2. Description of the Related Art
Object tracking is a very important and essential part in the human-computer interaction field. Currently, as an example of the object tracking, hand tracking is being studied, and methods for tracking a hand, such as a tracking method based on color features of the hand, a tracking method based on depth features of the hand or the like are provided.
However, the hand is a non-rigid object, and phenomena of shape deformation and shape inconsistency may occur during a motion process. Furthermore, the motion of a hand has some peculiar features, and for example, the motion velocity of a hand may constantly change and hand information in an image may blur due to a rapid motion of the hand. Thus, it is difficult to find a single feature of a hand that has an optimal tracking effect for all of the scenes during a whole motion process of a hand.

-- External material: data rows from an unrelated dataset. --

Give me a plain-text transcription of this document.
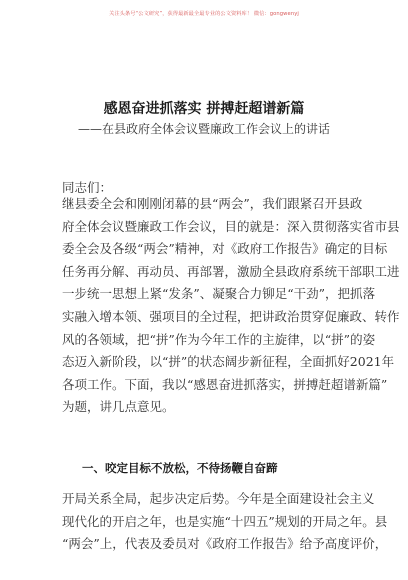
关注头条号“公文研究”，获得最新最全最专业的公文资料库！ 微信：gongwenyj
感恩奋进抓落实 拼搏赶超谱新篇
——在县政府全体会议暨廉政工作会议上的讲话
同志们：
继县委全会和刚刚闭幕的县“两会”，我们跟紧召开县政
府全体会议暨廉政工作会议，目的就是：深入贯彻落实省市县
委全会及各级“两会”精神，对《政府工作报告》确定的目标
任务再分解、再动员、再部署，激励全县政府系统干部职工进
一步统一思想上紧“发条”、凝聚合力铆足“干劲”，把抓落
实融入增本领、强项目的全过程，把讲政治贯穿促廉政、转作
风的各领域，把“拼”作为今年工作的主旋律，以“拼”的姿
态迈入新阶段，以“拼”的状态阔步新征程，全面抓好2021年
各项工作。下面，我以“感恩奋进抓落实，拼搏赶超谱新篇”
为题，讲几点意见。
一、咬定目标不放松，不待扬鞭自奋蹄
开局关系全局，起步决定后势。今年是全面建设社会主义
现代化的开启之年，也是实施“十四五”规划的开局之年。县
“两会”上，代表及委员对《政府工作报告》给予高度评价，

U.S. Pat. No. 8,213,679B2 discloses a method for moving targets tracking and number counting. In this method, matching degree between a target region of a current frame and a target region of a previous frame is calculated based on all features in a pre-established feature pool, and an overall matching degree is further calculated based on a feature with maximum matching degree. By this method, different features may be used to perform tracking for different video frames during the motion process of an object. However, in this method, complicated matching calculation is performed for both of two video frames, the calculation amount is large and the processing speed is slow.
According to an aspect of an embodiment of the present invention, a method for tracking an object includes tracking, based on a previously selected first tracking feature, the object in a sequence of video frames having the object; when a scene of the video frame is changed, selecting a second tracking feature with optimal tracking performance for the changed scene; and continuing tracking the object based on the selected second tracking feature.
According to another aspect of an embodiment of the present invention, an apparatus for tracking an object includes a feature selection unit configured to select a tracking feature with optimal tracking performance for a changed scene and notify a tracking unit of the tracking feature, when the scene of a video frame is changed; and the tracking unit configured to track, based on the selected tracking feature, the object in a sequence of the video frames having the object.
According to another aspect of an embodiment of the present invention, a method for selecting a tracking feature used for tracking an object includes selecting the tracking feature with optimal tracking performance for a changed scene, in response to a change of the scene of a video frame having the object.
According to the object tracking technology and the tracking feature selection technology of the embodiments of the present invention, a feature with optimal tracking performance for a corresponding scene can be dynamically selected in response to the changed scene, thus it is possible to perform accurate tracking.
In the following, embodiments of the present invention are described in detail with reference to the accompanying drawings, so as to facilitate the understanding of the present invention.
For convenience of explanation, as an example of the object tracking, the hand tracking technology according to an embodiment of the present invention will be described below.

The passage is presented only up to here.